Roberto Cossu
O biettivo “autenticità”, promette il sindaco di Cagliari. Come dire: ce n'è bisogno. Ma forse Zedda non sa che la promessa, quasi come il rito del Santo, si ripete da decenni. Tagliare, asciugare, recuperare: sono i verbi che annunciano puntualmente la sagra di Efisio, affannoso contraltare alla cura della processione che invece vive di gesti immutati e amorosi. Ma quale autenticità, poi? La sagra paga il conto del progresso e persino la devozione si adegua: ieri presidio geloso, nobiltà (o potentato) di una cerchia classista, entità sorda agli sconvolgimenti storici, rigoroso feudo Dc, oggi la Confraternita è ancora esempio di fede e fedeltà, ma spesso crocevia di beghe e (nel caso) commissariamenti.

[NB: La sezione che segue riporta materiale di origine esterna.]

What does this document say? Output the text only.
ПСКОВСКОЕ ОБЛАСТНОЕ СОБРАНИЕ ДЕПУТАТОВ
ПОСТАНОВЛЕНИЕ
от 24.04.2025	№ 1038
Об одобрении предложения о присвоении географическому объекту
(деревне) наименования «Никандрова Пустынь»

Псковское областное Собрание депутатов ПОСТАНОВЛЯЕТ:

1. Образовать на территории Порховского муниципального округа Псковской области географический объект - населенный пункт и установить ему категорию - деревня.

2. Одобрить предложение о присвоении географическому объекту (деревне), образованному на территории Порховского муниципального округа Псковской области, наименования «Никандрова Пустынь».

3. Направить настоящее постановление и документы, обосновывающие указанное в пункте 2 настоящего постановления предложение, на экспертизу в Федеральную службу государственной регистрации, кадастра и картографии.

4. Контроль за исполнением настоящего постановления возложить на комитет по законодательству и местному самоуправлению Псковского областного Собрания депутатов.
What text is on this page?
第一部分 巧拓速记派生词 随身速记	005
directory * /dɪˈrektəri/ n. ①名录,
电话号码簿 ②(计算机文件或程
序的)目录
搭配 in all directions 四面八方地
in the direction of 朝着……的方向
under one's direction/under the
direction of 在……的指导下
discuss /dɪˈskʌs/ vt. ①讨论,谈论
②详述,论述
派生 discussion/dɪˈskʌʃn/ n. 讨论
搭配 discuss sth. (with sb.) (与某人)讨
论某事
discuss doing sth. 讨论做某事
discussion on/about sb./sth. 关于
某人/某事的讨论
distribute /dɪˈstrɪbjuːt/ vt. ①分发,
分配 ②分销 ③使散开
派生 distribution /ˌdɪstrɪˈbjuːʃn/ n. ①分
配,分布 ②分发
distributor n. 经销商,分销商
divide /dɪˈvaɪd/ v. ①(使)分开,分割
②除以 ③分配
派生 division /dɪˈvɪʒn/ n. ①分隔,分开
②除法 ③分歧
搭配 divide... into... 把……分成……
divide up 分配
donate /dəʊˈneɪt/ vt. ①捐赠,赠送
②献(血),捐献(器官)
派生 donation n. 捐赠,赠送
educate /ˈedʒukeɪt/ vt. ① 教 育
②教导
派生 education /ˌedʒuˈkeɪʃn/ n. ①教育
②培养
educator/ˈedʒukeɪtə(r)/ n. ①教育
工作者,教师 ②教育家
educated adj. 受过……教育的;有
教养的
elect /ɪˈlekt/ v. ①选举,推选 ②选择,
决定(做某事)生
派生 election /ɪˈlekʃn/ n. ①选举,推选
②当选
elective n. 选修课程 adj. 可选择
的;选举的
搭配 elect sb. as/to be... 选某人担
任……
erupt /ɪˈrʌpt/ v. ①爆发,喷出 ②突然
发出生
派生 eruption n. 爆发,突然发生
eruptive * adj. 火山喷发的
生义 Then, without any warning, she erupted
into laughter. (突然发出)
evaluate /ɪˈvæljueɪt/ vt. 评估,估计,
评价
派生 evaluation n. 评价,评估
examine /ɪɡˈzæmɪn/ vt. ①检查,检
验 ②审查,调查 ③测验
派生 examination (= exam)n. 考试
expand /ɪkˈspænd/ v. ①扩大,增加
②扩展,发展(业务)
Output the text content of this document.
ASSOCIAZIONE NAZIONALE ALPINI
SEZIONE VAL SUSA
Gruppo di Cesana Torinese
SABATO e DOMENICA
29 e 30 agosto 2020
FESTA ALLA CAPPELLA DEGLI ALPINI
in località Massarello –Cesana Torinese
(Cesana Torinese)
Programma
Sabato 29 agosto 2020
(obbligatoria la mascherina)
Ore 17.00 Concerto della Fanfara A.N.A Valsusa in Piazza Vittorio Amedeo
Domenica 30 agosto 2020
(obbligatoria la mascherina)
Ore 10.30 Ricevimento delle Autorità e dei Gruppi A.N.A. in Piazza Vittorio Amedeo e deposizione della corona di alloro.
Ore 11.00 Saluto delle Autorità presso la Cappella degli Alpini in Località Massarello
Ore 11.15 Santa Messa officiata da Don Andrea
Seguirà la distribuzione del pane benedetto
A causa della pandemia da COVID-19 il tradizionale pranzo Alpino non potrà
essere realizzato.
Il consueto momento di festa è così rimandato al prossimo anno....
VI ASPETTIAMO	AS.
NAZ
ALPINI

Eppure, la genuinità - se c'è ancora - è solo lì. Nel rito puro. Piaccia o non piaccia, la sagra è altro. Qualcosa di rutilante e meravigliosamente laico. Già nel secolo scorso Claude Pasquin Valery si entusiasmava: «Curioso e magnifico spettacolo per la ricchezza e la varietà dei costumi, per l'allegria delle danze e per la gioia delle abbondanti cene nell'erba». L'erba non c'è più, sostituita da chioschi odorosi di wurstel e trattorie standard, forse si danza meno, ma il resto è sempre quello. Grande festa di città, che per un giorno richiama le genti dell'Isola, nella speranza di un anticipo d'estate e nella certezza di una Fiera purtroppo sempre più asfittica. Una sorta di Pasquetta multipla.
Chi non è più giovane ricorda il lancio di pane e dolcetti dai carri, per esempio, il momento di gustare cose che avevano idealmente il marchio doc: il contatto con un mondo arcaico vicino eppure lontano, un'occasione unica. E per tutti la sagra era il contatto con la magia dei costumi, catalogo e caleidoscopio dell'Isola. I colori dell'identità, a parte il valore politico del concetto. Ha ragione l'arcivescovo di Cagliari: questa festa è un'icona completa della vita umana. Folclore, storia, cultura, tradizione e religione. Ora va aggiunto “turismo”, bene profano ma molto utile: la sardità da vendere.
Le nozioni sul culto, la narrazione di una storia che comincia all'epoca di Diocleziano, oggi sono note dei depliant distribuiti dai tour operator e fatalmente catturati dalle app. Ma in fondo è così ovunque: anche a Siviglia, per le struggenti celebrazioni pasquali, dove un posto al balcone privato sfida l'Hilton. Prendiamone atto: attorno al cocchio ormai gli attori sono pochi, tutti sono diventati spettatori di quello che potrebbe diventare patrimonio immateriale dell'umanità. Il Comune ci crede, il dossier all'Unesco è partito. Visto che l'obiettivo reale è la scelta di Cagliari come capitale europea della cultura 2019, si spera nel terzo miracolo di Sant'Efisio.